Advisers have been encouraged to check the amount of cash they are forking out for discretionary fund management in light of the taxman ruling Tatton’s model portfolios were exempt from VAT.
Tom Sparke, managing director at GDIM, said advisers were potentially overpaying for the service provided by their DFM as some were likely to levy VAT on their service “just because that has been the norm”.
He said: “There is certainly potential that DFMs are charging VAT where it is not needed, and advisers are taking on that cost. HMRC has quite specific criteria for what is exempt and what is not.
“It is definitely worth both DFMs and advisers checking whether the service is exempt. Some may charge it just because it has been the norm.”
GDIM, a DFM providing a model portfolio service for advisers, does not levy VAT on its services and charges a 0.15 per cent fee.
Mr Sparke said he received confirmation from HMRC that he did not need to charge VAT when GDIM was first launched and he has had this reconfirmed since.

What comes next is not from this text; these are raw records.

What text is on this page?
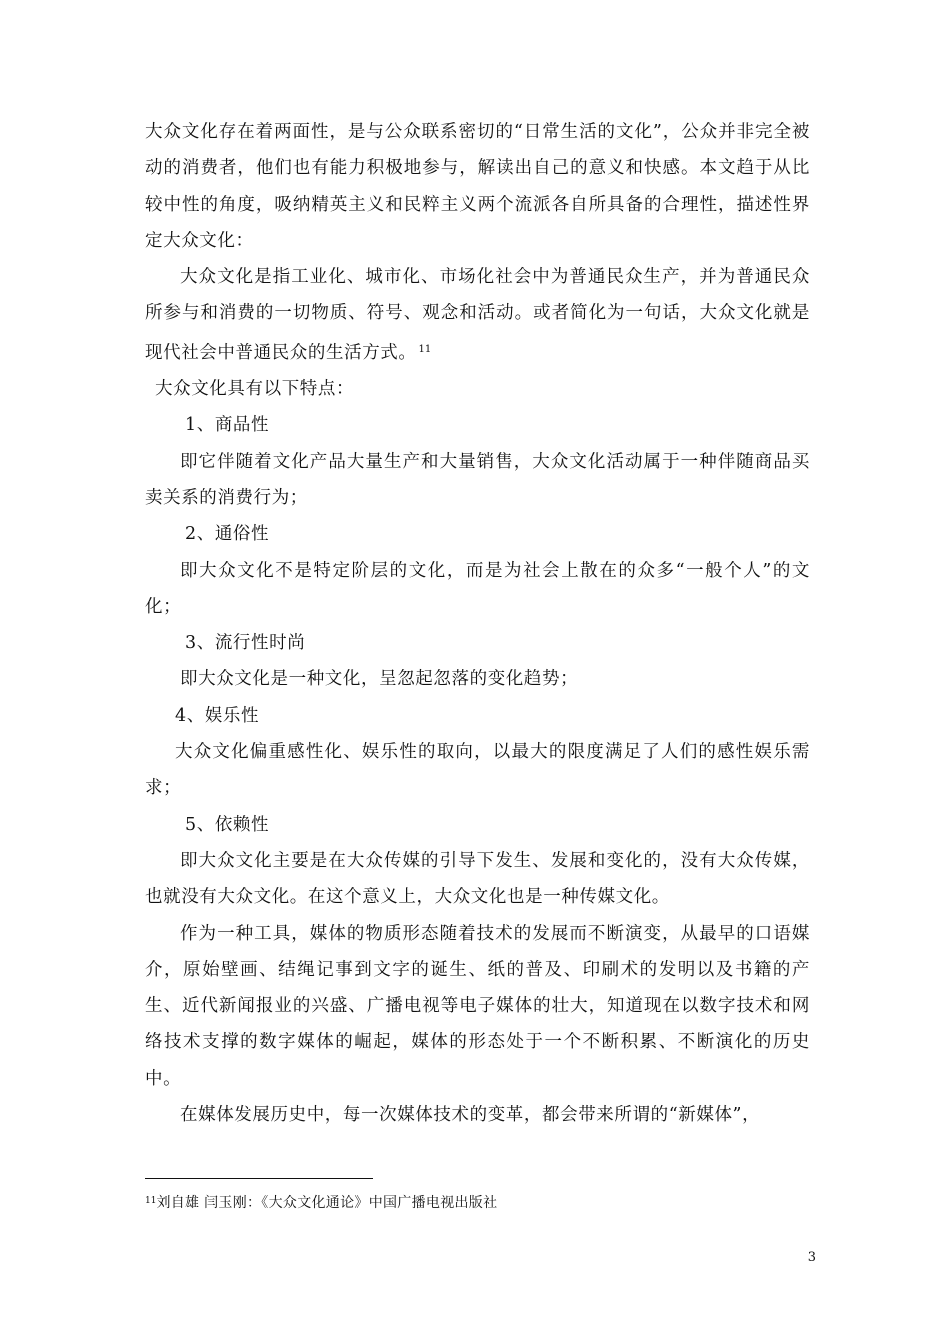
大众文化存在着两面性，是与公众联系密切的“日常生活的文化”，公众并非完全被动的消费者，他们也有能力积极地参与，解读出自己的意义和快感。本文趋于从比较中性的角度，吸纳精英主义和民粹主义两个流派各自所具备的合理性，描述性界定大众文化：

大众文化是指工业化、城市化、市场化社会中为普通民众生产，并为普通民众所参与和消费的一切物质、符号、观念和活动。或者简化为一句话，大众文化就是现代社会中普通民众的生活方式。 $^{11}$

大众文化具有以下特点：

1、商品性

即它伴随着文化产品大量生产和大量销售，大众文化活动属于一种伴随商品买卖关系的消费行为；

2、通俗性

即大众文化不是特定阶层的文化，而是为社会上散在的众多“一般个人”的文化；

3、流行性时尚

即大众文化是一种文化，呈忽起忽落的变化趋势；

4、娱乐性

大众文化偏重感性化、娱乐性的取向，以最大的限度满足了人们的感性娱乐需求；

5、依赖性

即大众文化主要是在大众传媒的引导下发生、发展和变化的，没有大众传媒，也就没有大众文化。在这个意义上，大众文化也是一种传媒文化。

作为一种工具，媒体的物质形态随着技术的发展而不断演变，从最早的口语媒介，原始壁画、结绳记事到文字的诞生、纸的普及、印刷术的发明以及书籍的产生、近代新闻报业的兴盛、广播电视等电子媒体的壮大，知道现在以数字技术和网络技术支撑的数字媒体的崛起，媒体的形态处于一个不断积累、不断演化的历史中。

在媒体发展历史中，每一次媒体技术的变革，都会带来所谓的“新媒体”，

$^{11}$刘自雄 闫玉刚：《大众文化通论》中国广播电视出版社
3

Scott Gallacher, director at Rowley Turton, agreed. He said: "If you are using a DFM, the Tatton MPS decision is probably a good prompt to review those arrangements to ensure that they are competitive for your clients."
The comments come after Tatton revealed in its accounts this week it had received a refund of £1.7m after HMRC agreed with the asset management firm that DFMs supplying model portfolio services were exempt from VAT.
Tatton told FTAdviser it had not charged its clients VAT, instead covering the costs itself, as it had always thought HMRC would find in its favour.
Mr Sparke said advisers were paying too much in general for DFM services, particularly if they only needed model portfolios.
He said: “If you only need MPS then you do not need to be paying 30 to 40 bps when there are firms out there charging 0.15 per cent.
“I think we will see the average cost of a DFM coming down everywhere. It is certainly going that way.”
Charlie Parker, managing director of DFM Albemarle Street Partners, agreed. He said: “DFM fees have to come down. In older firms, historical clients are paying very different rates to new clients.
“A lot of the profitability with older DFMs comes from historical advisers paying higher rates. I don’t think that is ok.”
Mr Parker said advisers should demand the best new rate available to an adviser, adding that he hoped the coronavirus crisis and the sharpened focus on costs would be the catalyst to nudge advisers to do so.
Paul Stocks, director at Dobson and Hodge, agreed, adding many DFMs had adopted a centralised MPS and therefore it was important to understand whether they were offering a truly discretionary, bespoke service to the client or not.
He added: "I also suspect some will offer the same underlying strategies in various guises, and therefore it's important to establish the precise client need and the most cost effective way of satisfying it."